Washington

The United States is convening an international summit in Washington DC next week to tout plans to consolidate scientific observations of the Earth — and to help repair its reputation as a foot-dragger in global climate change.

Attendees at the meeting on 31 July will be asked to sign a declaration calling for increased sharing of data from instruments on the ground, in the air and in space. The summit will be followed by meetings of a working group to begin developing a ten-year plan for an integrated Earth-observation system, which would help to standardize data from sensors operated by different nations, as well as identify gaps in those data.

Participants will include US secretary of state Colin Powell and half-a-dozen other US cabinet members, along with ministers from most leading industrial nations and representatives of the World Bank and the World Meteorological Organization.
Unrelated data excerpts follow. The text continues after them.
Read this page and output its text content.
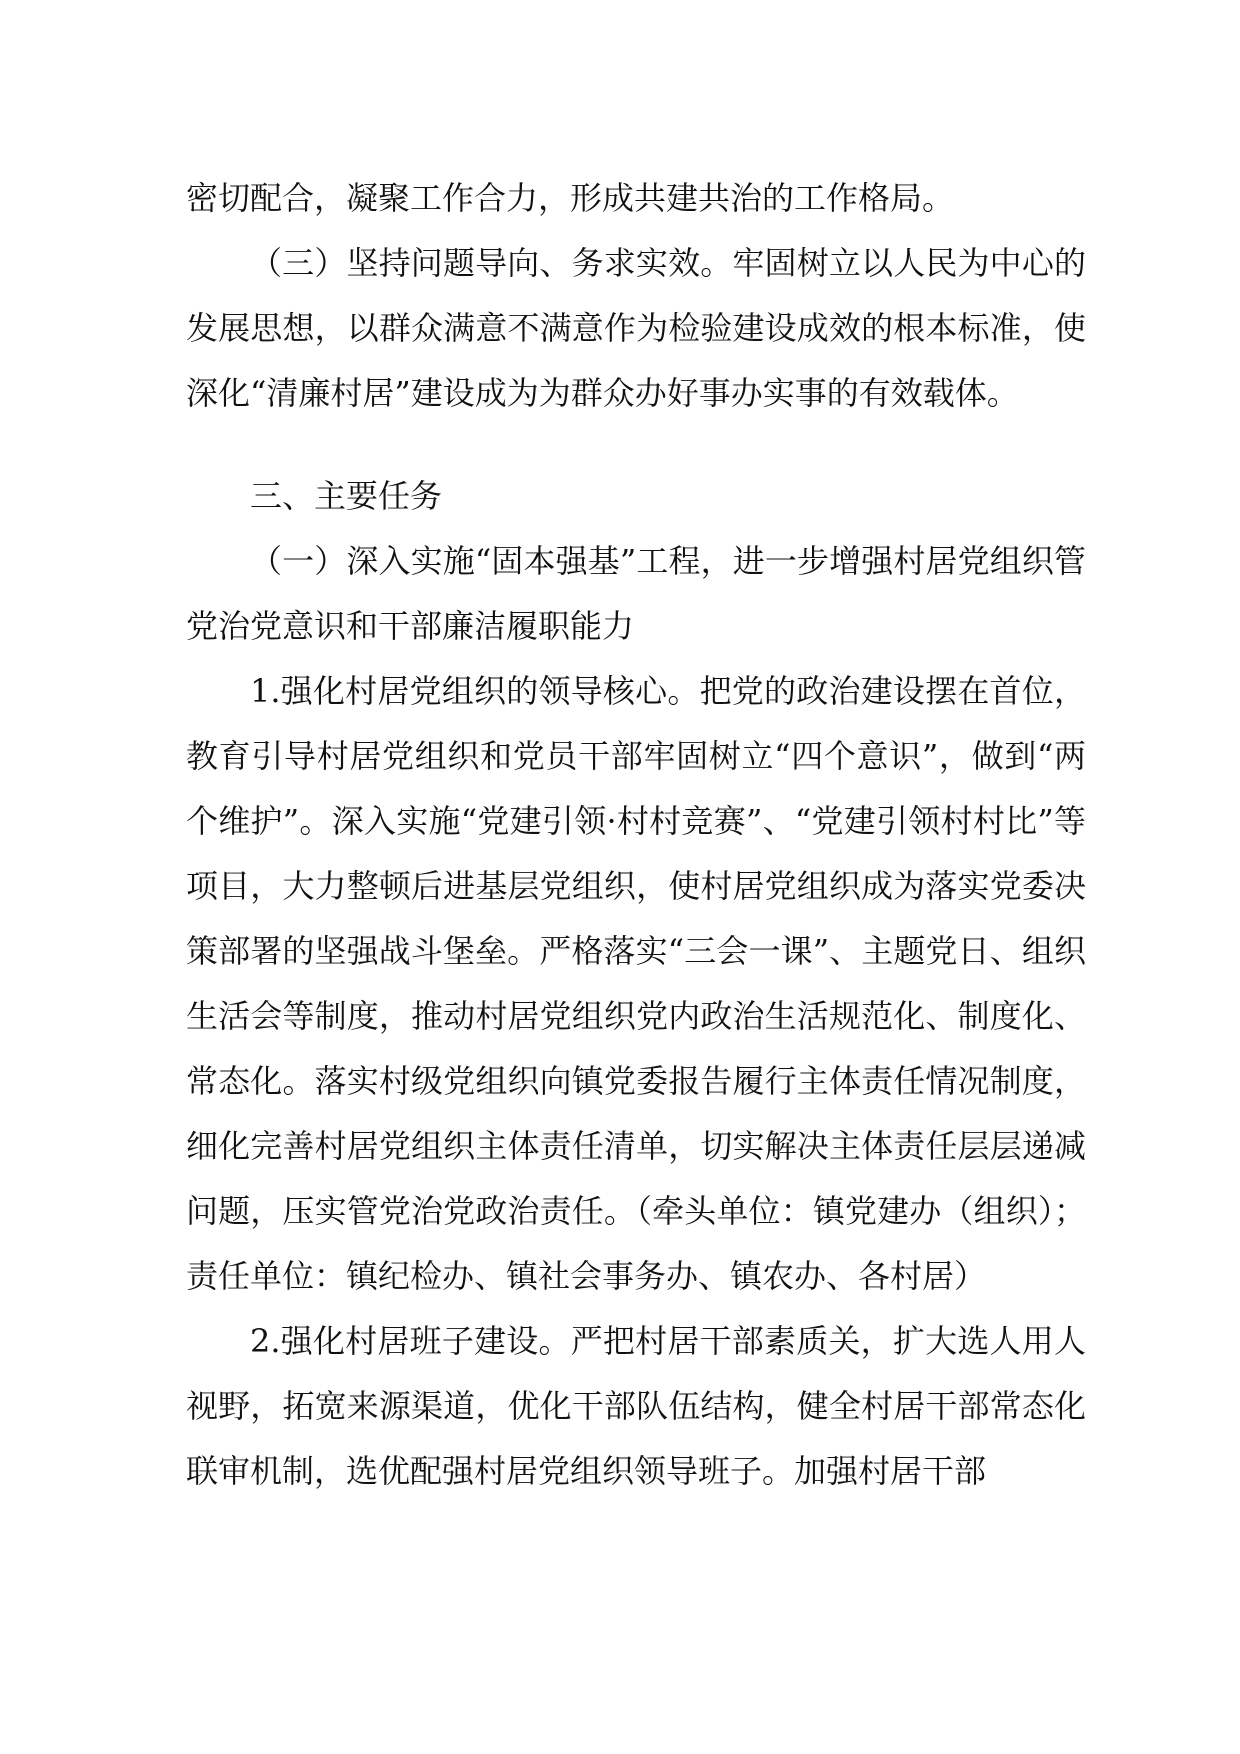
密切配合，凝聚工作合力，形成共建共治的工作格局。

（三）坚持问题导向、务求实效。牢固树立以人民为中心的发展思想，以群众满意不满意作为检验建设成效的根本标准，使深化“清廉村居”建设成为为群众办好事办实事的有效载体。

三、主要任务

（一）深入实施“固本强基”工程，进一步增强村居党组织管党治党意识和干部廉洁履职能力

1.强化村居党组织的领导核心。把党的政治建设摆在首位，教育引导村居党组织和党员干部牢固树立“四个意识”，做到“两个维护”。深入实施“党建引领·村村竞赛”、“党建引领村村比”等项目，大力整顿后进基层党组织，使村居党组织成为落实党委决策部署的坚强战斗堡垒。严格落实“三会一课”、主题党日、组织生活会等制度，推动村居党组织党内政治生活规范化、制度化、常态化。落实村级党组织向镇党委报告履行主体责任情况制度，细化完善村居党组织主体责任清单，切实解决主体责任层层递减问题，压实管党治党政治责任。（牵头单位：镇党建办（组织）；责任单位：镇纪检办、镇社会事务办、镇农办、各村居）

2.强化村居班子建设。严把村居干部素质关，扩大选人用人视野，拓宽来源渠道，优化干部队伍结构，健全村居干部常态化联审机制，选优配强村居党组织领导班子。加强村居干部
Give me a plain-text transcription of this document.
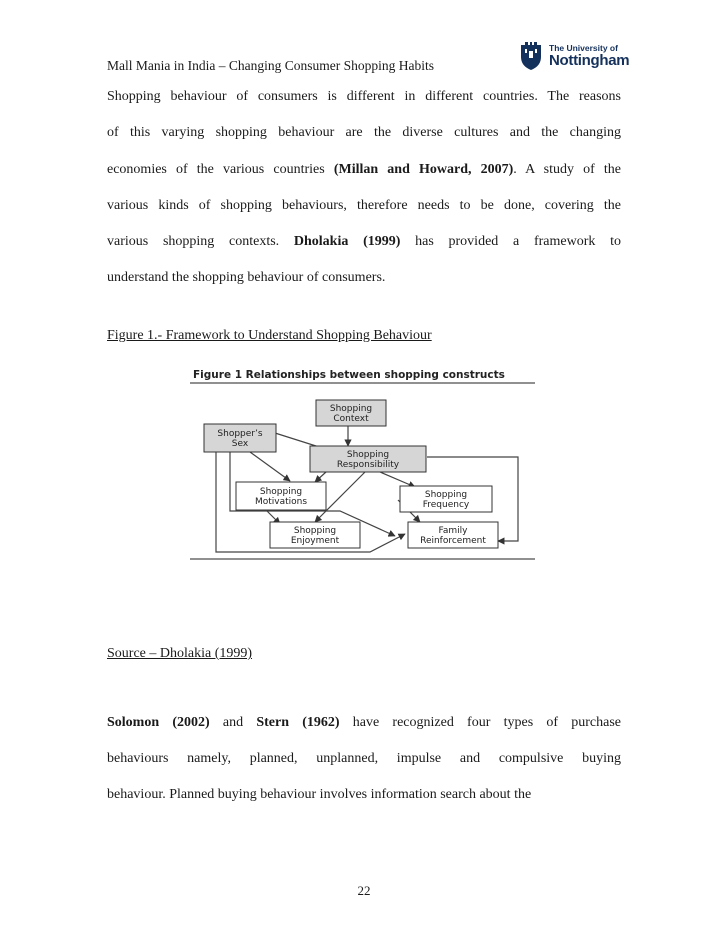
Mall Mania in India – Changing Consumer Shopping Habits
The University of
Nottingham
Shopping behaviour of consumers is different in different countries. The reasons
of this varying shopping behaviour are the diverse cultures and the changing
economies of the various countries (Millan and Howard, 2007). A study of the
various kinds of shopping behaviours, therefore needs to be done, covering the
various shopping contexts. Dholakia (1999) has provided a framework to
understand the shopping behaviour of consumers.
Figure 1.- Framework to Understand Shopping Behaviour
Figure 1 Relationships between shopping constructs
Shopping
Context
Shopper’s
Sex
Shopping
Responsibility
Shopping
Motivations
Shopping
Frequency
Shopping
Enjoyment
Family
Reinforcement
Source – Dholakia (1999)
Solomon (2002) and Stern (1962) have recognized four types of purchase
behaviours namely, planned, unplanned, impulse and compulsive buying
behaviour. Planned buying behaviour involves information search about the
22
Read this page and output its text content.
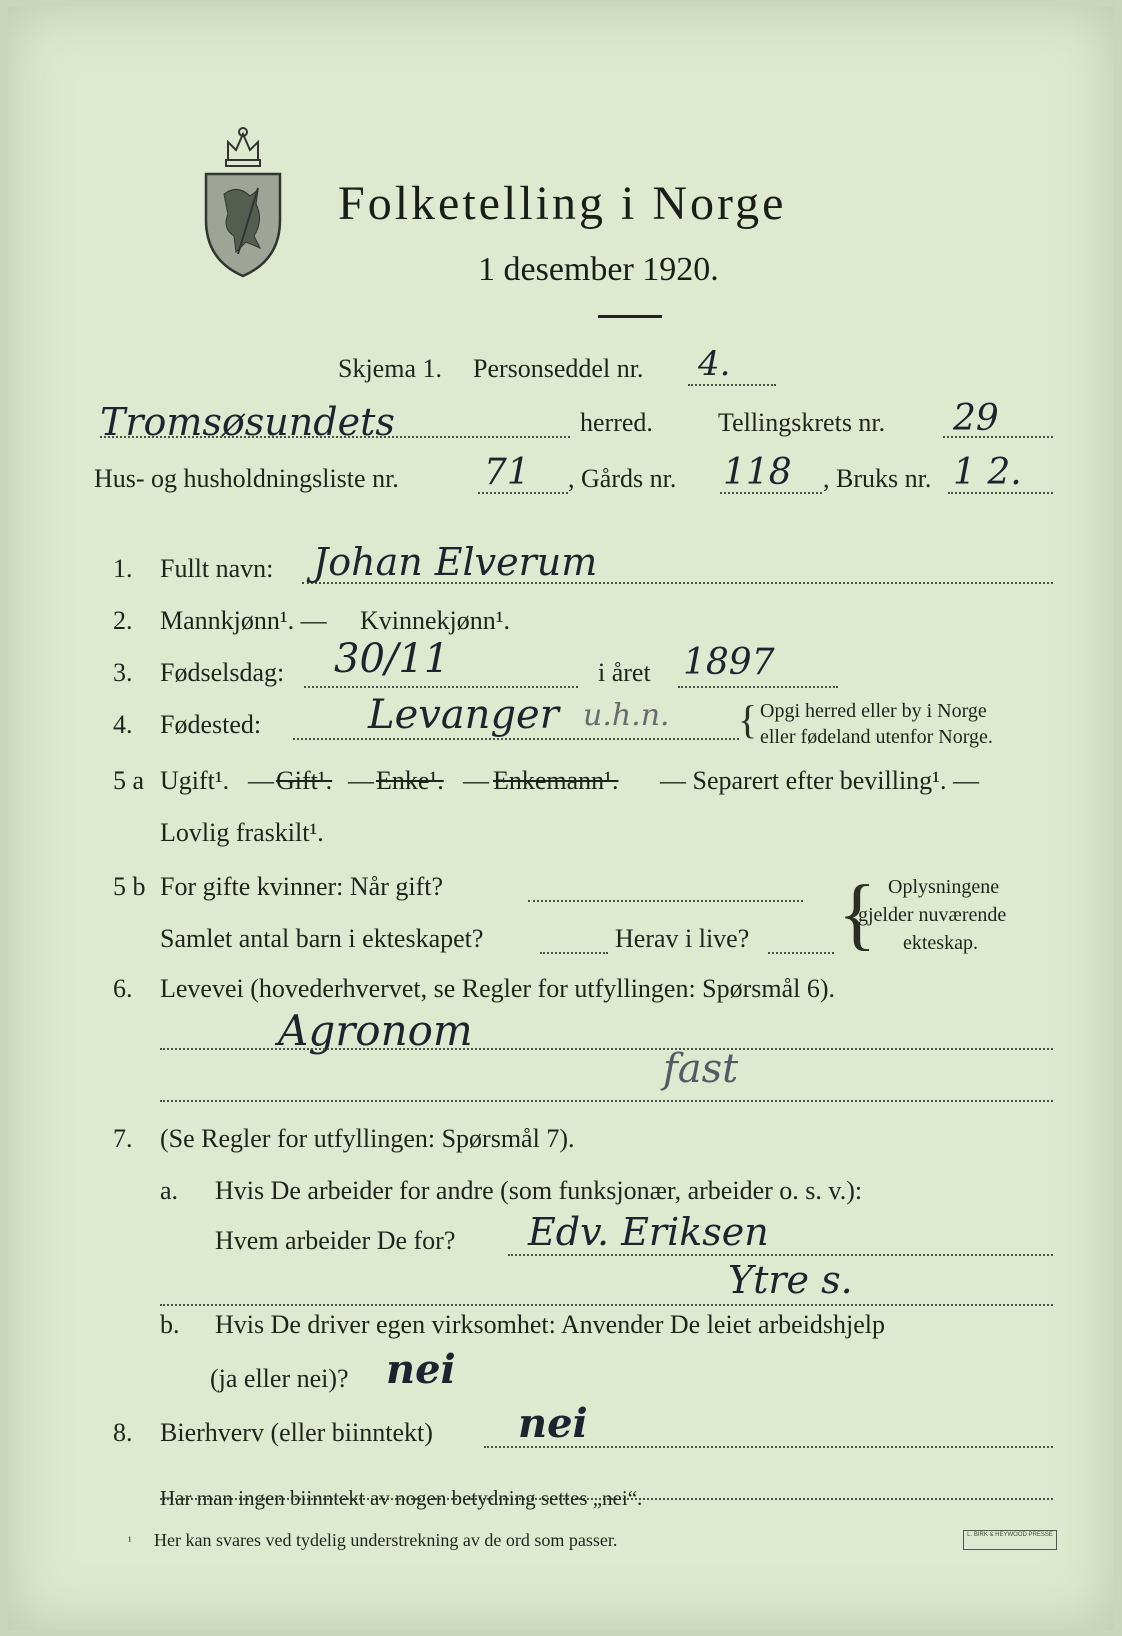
Folketelling i Norge
1 desember 1920.
Skjema 1. Personseddel nr. 4.
Tromsøsundets	herred.	Tellingskrets nr. 29
Hus- og husholdningsliste nr. 71 , Gårds nr. 118 , Bruks nr. 1 2.
1. Fullt navn: Johan Elverum
2. Mannkjønn¹. — Kvinnekjønn¹.
3. Fødselsdag: 30/11	i året 1897
4. Fødested:	Levanger u.h.n. { Opgi herred eller by i Norge
eller fødeland utenfor Norge.
5 a Ugift¹. — Gift¹. — Enke¹. — Enkemann¹. — Separert efter bevilling¹. —
Lovlig fraskilt¹.
5 b For gifte kvinner: Når gift?
Samlet antal barn i ekteskapet?	Herav i live? { Oplysningene
gjelder nuværende
ekteskap.
6. Levevei (hovederhvervet, se Regler for utfyllingen: Spørsmål 6).
Agronom
fast
7. (Se Regler for utfyllingen: Spørsmål 7).
a. Hvis De arbeider for andre (som funksjonær, arbeider o. s. v.):
Hvem arbeider De for? Edv. Eriksen
Ytre s.
b. Hvis De driver egen virksomhet: Anvender De leiet arbeidshjelp
(ja eller nei)? nei
8. Bierhverv (eller biinntekt) nei
Har man ingen biinntekt av nogen betydning settes „nei“.
¹ Her kan svares ved tydelig understrekning av de ord som passer.	L. BIRK & HEYWOOD PRESSE
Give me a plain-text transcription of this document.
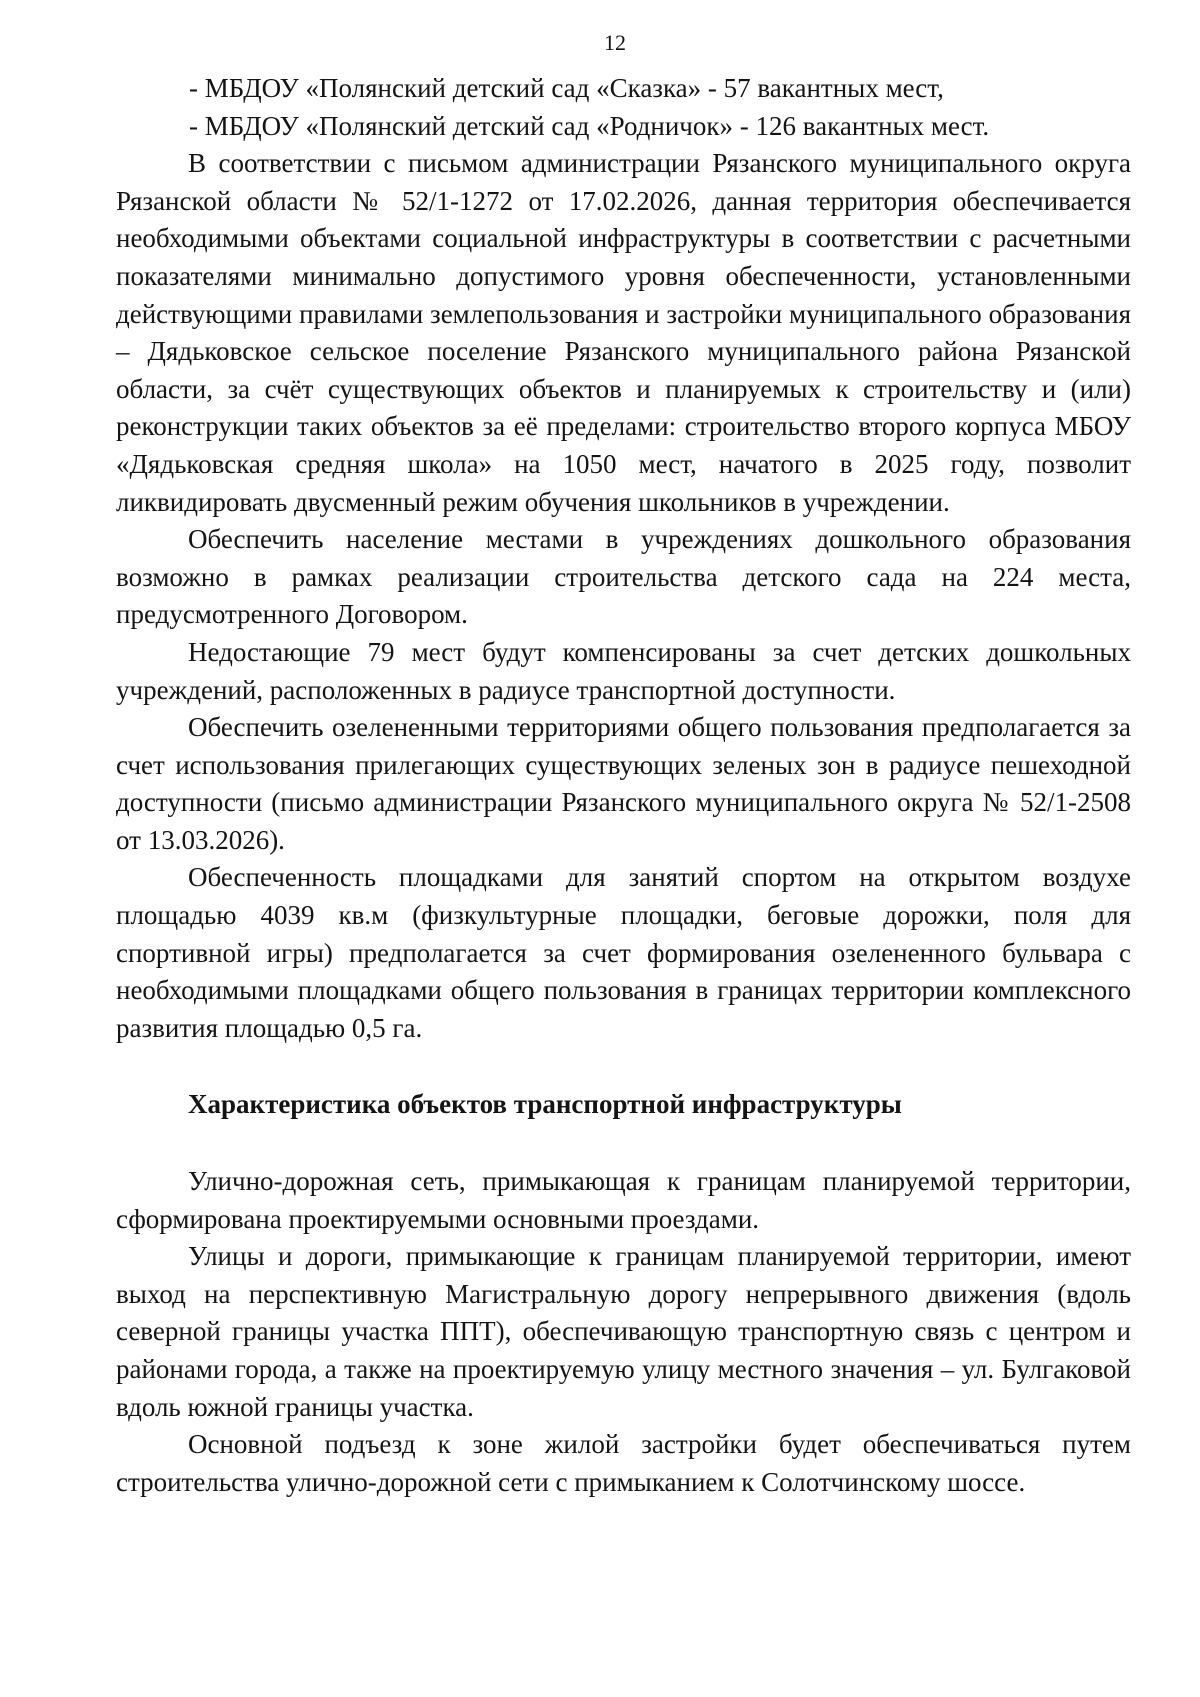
12

- МБДОУ «Полянский детский сад «Сказка» - 57 вакантных мест,

- МБДОУ «Полянский детский сад «Родничок» - 126 вакантных мест.

В соответствии с письмом администрации Рязанского муниципального округа Рязанской области № 52/1-1272 от 17.02.2026, данная территория обеспечивается необходимыми объектами социальной инфраструктуры в соответствии с расчетными показателями минимально допустимого уровня обеспеченности, установленными действующими правилами землепользования и застройки муниципального образования – Дядьковское сельское поселение Рязанского муниципального района Рязанской области, за счёт существующих объектов и планируемых к строительству и (или) реконструкции таких объектов за её пределами: строительство второго корпуса МБОУ «Дядьковская средняя школа» на 1050 мест, начатого в 2025 году, позволит ликвидировать двусменный режим обучения школьников в учреждении.

Обеспечить население местами в учреждениях дошкольного образования возможно в рамках реализации строительства детского сада на 224 места, предусмотренного Договором.

Недостающие 79 мест будут компенсированы за счет детских дошкольных учреждений, расположенных в радиусе транспортной доступности.

Обеспечить озелененными территориями общего пользования предполагается за счет использования прилегающих существующих зеленых зон в радиусе пешеходной доступности (письмо администрации Рязанского муниципального округа № 52/1-2508 от 13.03.2026).

Обеспеченность площадками для занятий спортом на открытом воздухе площадью 4039 кв.м (физкультурные площадки, беговые дорожки, поля для спортивной игры) предполагается за счет формирования озелененного бульвара с необходимыми площадками общего пользования в границах территории комплексного развития площадью 0,5 га.

Характеристика объектов транспортной инфраструктуры

Улично-дорожная сеть, примыкающая к границам планируемой территории, сформирована проектируемыми основными проездами.

Улицы и дороги, примыкающие к границам планируемой территории, имеют выход на перспективную Магистральную дорогу непрерывного движения (вдоль северной границы участка ППТ), обеспечивающую транспортную связь с центром и районами города, а также на проектируемую улицу местного значения – ул. Булгаковой вдоль южной границы участка.

Основной подъезд к зоне жилой застройки будет обеспечиваться путем строительства улично-дорожной сети с примыканием к Солотчинскому шоссе.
Ray Williamson, an expert on Earth-observation policy at George Washington University in Washington DC, says that some contentious issues could surface at the meeting — such as who would set the requirements for an integrated system. Europeans already have programmes with similar goals, he says. They may also be wary of any US effort to dominate the field.

The United States also faces scepticism from those who suspect that its enthusiasm for collecting more data on climate change is simply “a way of putting off making some hard decisions” on greenhouse gases, Williamson says.

But Anthony Janetos, director of the global-change programme at the Heinz Center, a think-tank in Washington, says that given the difficulties of coordinating large observation programmes, “the reaffirmation of a US commitment to an integrated system is enormously important”.